L'antico Convento, edificato nel 1071 poco fuori la cinta muraria medioevale, grazie alla donazione del terreno fatta dal notaio Griffo ai monaci camaldolesi, fu successivamente ampliato e modificato a più riprese, specie nel XVI secolo, ad opera dell'ordine questuante dei Servi di Maria (un ordine francescano minore) e divenne nel tempo centro attivo della vita religiosa e culturale della città di Arezzo.
Solo con l'unità d'Italia gran parte della proprietà dell'immobile, dotato di un interessante chiostro tardo cinquecentesco, passò definitivamente dal Fondo Culto al Demanio dello Stato e da questo, il 10 giugno 1870, alle Amministrazioni locali che ne decisero la ristrutturazione per utilizzarlo in parte come scuola (piano secondo), in parte come teatro (piano primo), ricavando la sala ed il palcoscenico negli spazi dell'antico refettorio dei frati. Durante il ventennio fascista, fra le due guerre mondiali, è stato utilizzato prevalentemente per spettacoli parrocchiali.
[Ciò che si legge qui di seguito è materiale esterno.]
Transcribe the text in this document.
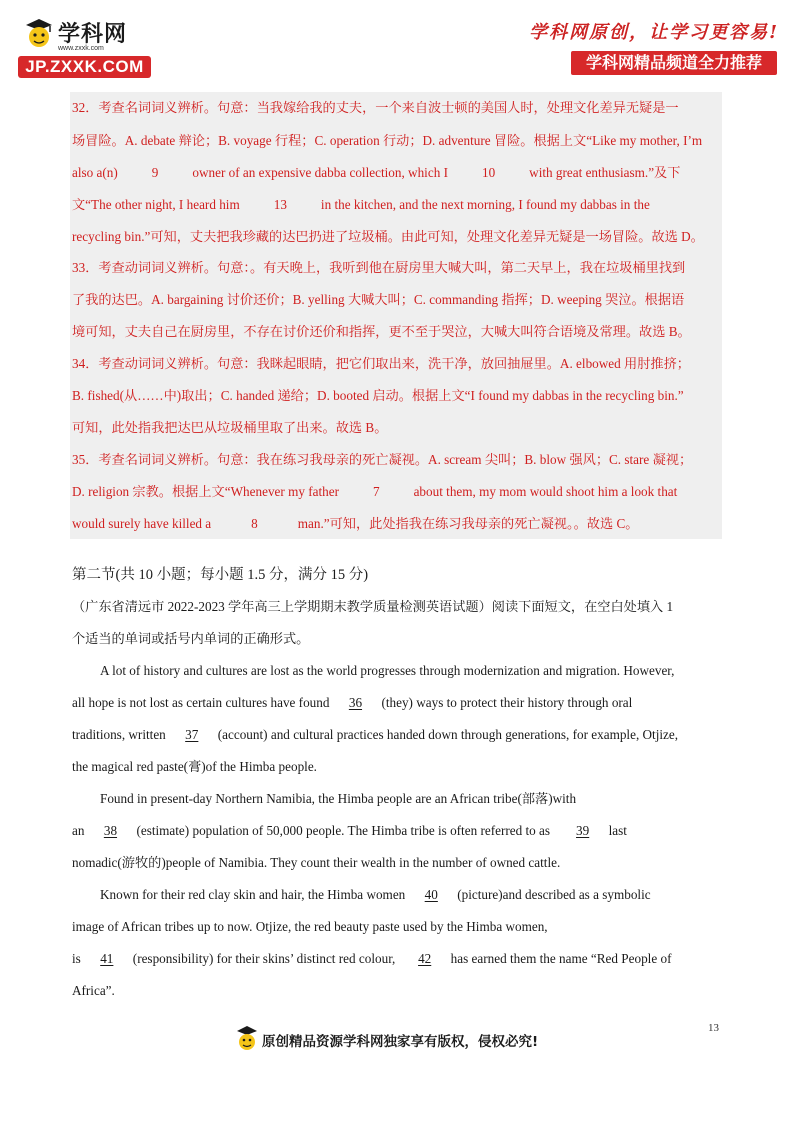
学科网
www.zxxk.com
JP.ZXXK.COM
学科网原创，让学习更容易!
学科网精品频道全力推荐
32．考查名词词义辨析。句意：当我嫁给我的丈夫，一个来自波士顿的美国人时，处理文化差异无疑是一
场冒险。A. debate 辩论；B. voyage 行程；C. operation 行动；D. adventure 冒险。根据上文“Like my mother, I’m
also a(n)	9	owner of an expensive dabba collection, which I	10	with great enthusiasm.”及下
文“The other night, I heard him	13	in the kitchen, and the next morning, I found my dabbas in the
recycling bin.”可知，丈夫把我珍藏的达巴扔进了垃圾桶。由此可知，处理文化差异无疑是一场冒险。故选 D。
33．考查动词词义辨析。句意：。有天晚上，我听到他在厨房里大喊大叫，第二天早上，我在垃圾桶里找到
了我的达巴。A. bargaining 讨价还价；B. yelling 大喊大叫；C. commanding 指挥；D. weeping 哭泣。根据语
境可知，丈夫自己在厨房里，不存在讨价还价和指挥，更不至于哭泣，大喊大叫符合语境及常理。故选 B。
34．考查动词词义辨析。句意：我眯起眼睛，把它们取出来，洗干净，放回抽屉里。A. elbowed 用肘推挤；
B. fished(从……中)取出；C. handed 递给；D. booted 启动。根据上文“I found my dabbas in the recycling bin.”
可知，此处指我把达巴从垃圾桶里取了出来。故选 B。
35．考查名词词义辨析。句意：我在练习我母亲的死亡凝视。A. scream 尖叫；B. blow 强风；C. stare 凝视；
D. religion 宗教。根据上文“Whenever my father	7	about them, my mom would shoot him a look that
would surely have killed a	8	man.”可知，此处指我在练习我母亲的死亡凝视。。故选 C。
第二节(共 10 小题；每小题 1.5 分，满分 15 分)
（广东省清远市 2022-2023 学年高三上学期期末教学质量检测英语试题）阅读下面短文，在空白处填入 1
个适当的单词或括号内单词的正确形式。
A lot of history and cultures are lost as the world progresses through modernization and migration. However,
all hope is not lost as certain cultures have found 36 (they) ways to protect their history through oral
traditions, written 37 (account) and cultural practices handed down through generations, for example, Otjize,
the magical red paste(膏)of the Himba people.
Found in present-day Northern Namibia, the Himba people are an African tribe(部落)with
an 38 (estimate) population of 50,000 people. The Himba tribe is often referred to as 39 last
nomadic(游牧的)people of Namibia. They count their wealth in the number of owned cattle.
Known for their red clay skin and hair, the Himba women 40 (picture)and described as a symbolic
image of African tribes up to now. Otjize, the red beauty paste used by the Himba women,
is 41 (responsibility) for their skins’ distinct red colour, 42 has earned them the name “Red People of
Africa”.
原创精品资源学科网独家享有版权，侵权必究!
13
Passato in proprietà al Comune, è stato successivamente utilizzato dall'Associazione Amici della Musica, oltre che per manifestazioni nazionali di poesia e per ospitare compagnie vernacolari e sperimentali operanti nell'ambito della attività filodrammatica delle scuole, fino al 1991, anno della sua temporanea chiusura per inagibilità.
Negli anni successivi l'Amministrazione Comunale ha provveduto ai lavori di ristrutturazione affidando il progetto allo Studio Atelier Mendini di Milano, realizzando cosÏ il recupero degli ambienti dell'ex Convento, del Teatro, e del Chiostro. I lavori si sono conclusi con la riapertura al pubblico nell'anno 2000. Nel settembre 2007 la Giunta Comunale ha deliberato di intestare il Teatro a Pietro Aretino.
Oggi il Teatro Pietro Aretino, la cui immagine interna è caratterizzata dalla grande pittura di Roberto Remi che armonicamente ne ricopre il cielo, ospita varie rassegne teatrali e musicali che, nel periodo estivo si spostano nell'adiacente Chiostro.